= Happiness pump =

Philosophical thought experiment

A happiness pump is a philosophical thought experiment. It is a critique of utilitarianism. A happiness pump is someone who will do anything to increase other people's well-being even if it reduces their own well-being significantly. They have turned themselves into a machine (a "pump") that makes happiness.

Utilitarianism states that actions that make more happiness or less pain are good and actions that reduce happiness or increase pain are bad and treats them as measurable and discrete. In utilitarianism, it does not matter who is becoming happier or feeling less pain. The happiness pump is a person who has taken utilitarianism too far and will give themselves great pain so long as they believe it makes other people somewhere in the world much happier.

Philosopher Joshua David Greene says it is almost impossible for a happiness pump to exist in real life because anyone who tried would give up very shortly.

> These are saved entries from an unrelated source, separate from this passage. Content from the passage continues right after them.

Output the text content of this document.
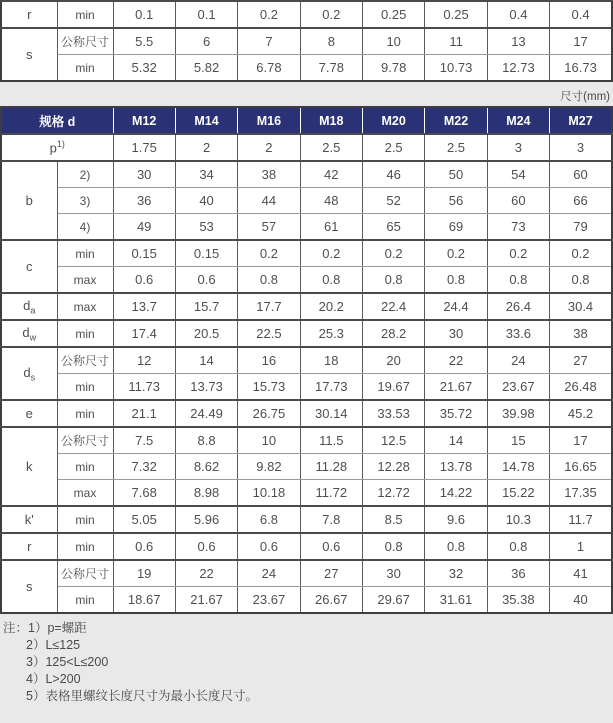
r	min	0.1	0.1	0.2	0.2	0.25	0.25	0.4	0.4
s	公称尺寸	5.5	6	7	8	10	11	13	17
	min	5.32	5.82	6.78	7.78	9.78	10.73	12.73	16.73
尺寸(mm)
规格 d		M12	M14	M16	M18	M20	M22	M24	M27
$p^{1)}$		1.75	2	2	2.5	2.5	2.5	3	3
b	2)	30	34	38	42	46	50	54	60
	3)	36	40	44	48	52	56	60	66
	4)	49	53	57	61	65	69	73	79
c	min	0.15	0.15	0.2	0.2	0.2	0.2	0.2	0.2
	max	0.6	0.6	0.8	0.8	0.8	0.8	0.8	0.8
$d_a$	max	13.7	15.7	17.7	20.2	22.4	24.4	26.4	30.4
$d_w$	min	17.4	20.5	22.5	25.3	28.2	30	33.6	38
$d_s$	公称尺寸	12	14	16	18	20	22	24	27
	min	11.73	13.73	15.73	17.73	19.67	21.67	23.67	26.48
e	min	21.1	24.49	26.75	30.14	33.53	35.72	39.98	45.2
k	公称尺寸	7.5	8.8	10	11.5	12.5	14	15	17
	min	7.32	8.62	9.82	11.28	12.28	13.78	14.78	16.65
	max	7.68	8.98	10.18	11.72	12.72	14.22	15.22	17.35
k'	min	5.05	5.96	6.8	7.8	8.5	9.6	10.3	11.7
r	min	0.6	0.6	0.6	0.6	0.8	0.8	0.8	1
s	公称尺寸	19	22	24	27	30	32	36	41
	min	18.67	21.67	23.67	26.67	29.67	31.61	35.38	40
注：1）p=螺距
2）L≤125
3）125<L≤200
4）L>200
5）表格里螺纹长度尺寸为最小长度尺寸。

Relatedly, philosopher Susan Wolf argues that an individual who was maximally morally good would also be in some ways intolerable to be around, complicating the view that being a happiness pump is possible.

==In popular culture==
A happiness pump character, Doug Forcett, appears in one episode of the television show The Good Place. He is a man who accidentally received an insight into the rules of the afterlife while using psychedelic drugs, and he decides to have a torturously ascetic life devoid of anything that could cause suffering or even inconvenience of other living beings, but for the selfish reason of being admitted into the "Good Place", the paradise afterlife.